In some dystopian future I imagine this will be part of our education to distinguish genuine content from fake news.
IMO, the fakeness is only obvious because your brain is already aware of the fact that they are fake. If you put any of those picture in another context like a Twitter/Facebook profile, almost everyone would be convinced that the person is real.
It's pretty convincing, until you look in between the lips where the teeth are supposed to show through. You see some very clear "AI smudging" artifacts that are a dead giveaway.
Less obviously:
- the eyelashes on his left eye look unrealistic
- the way the nose connects to the rest of the face (especially in the highlights) is too smudgy
- the texture and tone of the skin is very uneven, and again smudgy in various places, indicating that this is a Mr. Potato Head constructed image.
also a sort of 5 o'clock shadow around the jawline. Given that it's probably visible on most men in the dataset it just seems to have wrongly applied it to all of them
Following the advice to look for "fakeness" markers I would mention a few recurring ones:
1) unreal background (like monsters or distorted images)
2) strange-looking moles or birthmarks (white, very round or else)
3) distorted texts and logos on clothing
4) fabrics of the garments don't look real too
5) jewelry gets distorted or multiplied
6) glasses often look fake on the edges
Possible commercial application: Pornographic deep fakes of niche fetishes the don't have much original content because of how small the market is. Make the controls (race, number of people in scene, etc) toggleable by the user for maximal satisfaction...
Now to literally set this into motion and create movies which don't exist and claim copyright on those movies. Keep it up long[0] enough and produce a movie which _will_ exist or _does_ exist.
Nice one, reminds me of L-Space in the Discworld books.
"Additionally, one can read any book ever written, any book that will be written at some point and books that were planned for writing that were not, as well as any book that could possibly be written." [0]
I remember there being an archive that indexed a random stream of numbers from which you could download a range of random bytes, the idea being theoretically everything can be found within the dataset. I think it was done in protest of copyright or something like that.
I can't remember the name of it for the life of me.

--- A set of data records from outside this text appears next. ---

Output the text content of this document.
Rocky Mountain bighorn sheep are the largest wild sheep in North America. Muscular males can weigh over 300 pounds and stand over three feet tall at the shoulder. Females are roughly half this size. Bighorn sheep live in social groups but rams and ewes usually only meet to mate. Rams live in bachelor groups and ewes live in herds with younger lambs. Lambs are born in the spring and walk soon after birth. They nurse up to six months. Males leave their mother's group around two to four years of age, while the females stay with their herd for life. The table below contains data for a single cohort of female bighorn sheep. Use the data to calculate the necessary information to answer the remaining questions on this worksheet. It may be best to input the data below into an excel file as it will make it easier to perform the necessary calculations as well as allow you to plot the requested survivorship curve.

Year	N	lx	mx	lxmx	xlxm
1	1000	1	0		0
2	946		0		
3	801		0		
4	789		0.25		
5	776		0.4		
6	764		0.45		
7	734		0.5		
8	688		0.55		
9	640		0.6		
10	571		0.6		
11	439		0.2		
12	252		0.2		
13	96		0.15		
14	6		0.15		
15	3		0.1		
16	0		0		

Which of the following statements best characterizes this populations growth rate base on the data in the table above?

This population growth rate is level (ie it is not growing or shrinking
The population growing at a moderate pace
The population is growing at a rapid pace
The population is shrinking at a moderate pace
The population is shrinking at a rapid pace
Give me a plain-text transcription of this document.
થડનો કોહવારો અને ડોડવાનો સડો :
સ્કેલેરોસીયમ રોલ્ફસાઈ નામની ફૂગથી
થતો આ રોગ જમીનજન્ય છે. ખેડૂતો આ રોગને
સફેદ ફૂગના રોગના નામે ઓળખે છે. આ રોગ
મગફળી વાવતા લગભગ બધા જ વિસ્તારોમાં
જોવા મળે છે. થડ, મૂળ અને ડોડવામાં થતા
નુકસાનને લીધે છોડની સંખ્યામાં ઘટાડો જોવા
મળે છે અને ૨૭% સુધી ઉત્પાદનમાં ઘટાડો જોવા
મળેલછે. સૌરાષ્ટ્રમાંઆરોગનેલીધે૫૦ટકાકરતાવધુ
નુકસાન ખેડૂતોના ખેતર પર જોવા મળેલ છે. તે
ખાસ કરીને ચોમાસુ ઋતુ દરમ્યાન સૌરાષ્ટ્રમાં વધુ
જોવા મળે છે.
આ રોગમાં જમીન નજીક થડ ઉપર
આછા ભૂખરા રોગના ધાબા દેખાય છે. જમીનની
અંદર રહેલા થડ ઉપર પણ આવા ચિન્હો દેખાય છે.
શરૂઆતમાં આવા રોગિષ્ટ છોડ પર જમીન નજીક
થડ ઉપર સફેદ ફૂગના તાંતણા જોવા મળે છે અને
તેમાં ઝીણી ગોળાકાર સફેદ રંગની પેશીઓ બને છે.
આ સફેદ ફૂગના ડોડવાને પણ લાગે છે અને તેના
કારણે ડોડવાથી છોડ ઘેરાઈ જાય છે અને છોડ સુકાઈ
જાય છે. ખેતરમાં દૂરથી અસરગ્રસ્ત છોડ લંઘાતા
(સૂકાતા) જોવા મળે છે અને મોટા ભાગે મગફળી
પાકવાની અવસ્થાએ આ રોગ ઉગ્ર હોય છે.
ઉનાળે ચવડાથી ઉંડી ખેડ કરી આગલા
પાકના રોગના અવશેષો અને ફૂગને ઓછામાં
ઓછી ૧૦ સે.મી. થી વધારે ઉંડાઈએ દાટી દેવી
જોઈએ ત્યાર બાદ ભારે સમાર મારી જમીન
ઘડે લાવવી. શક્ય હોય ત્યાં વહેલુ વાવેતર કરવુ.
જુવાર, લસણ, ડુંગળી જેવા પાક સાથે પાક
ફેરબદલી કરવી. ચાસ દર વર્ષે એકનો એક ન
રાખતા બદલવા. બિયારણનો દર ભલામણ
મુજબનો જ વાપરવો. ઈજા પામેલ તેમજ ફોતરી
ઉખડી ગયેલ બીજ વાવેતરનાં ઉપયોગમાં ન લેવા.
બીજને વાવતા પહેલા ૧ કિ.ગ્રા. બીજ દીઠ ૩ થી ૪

It's hard to describe, but to me the eyes always look "wrong". They look too symmetrical, like one is just a mirror of the other, with no compensation for lighting. But they also look asymmetrical, like one is just a copy+translate of the other, so the almond shape of the eye doesn't go in the right direction. That's not exactly right, but those are the feelings I get.
Yes, I think that the gender and race of the ears doesn’t always match.
Maybe gender is the wrong word, but some ears look too delicate for the individual or something.
I’d never guess these were fake if I saw one by itself though.
Yeah, I didn't spend as much time studying ears as I did eyes in art school, but now that you mention it, I see it.
Most of the "parts" of the face look like they've been clipped out of a magazine and photoshopped on. There are subtle errors in orientation that don't match the head's orientation. It makes the overall head look flatter than the lighting on the face would suggest.
Incidentally, I work in VR, and mismatch of depth cues between color and position are things that can cause simulator sickness.
I agreed with you, then flicked through a load. There is something going on that isn’t right. Having the eyes at the same coordinates each time is quite creepy too.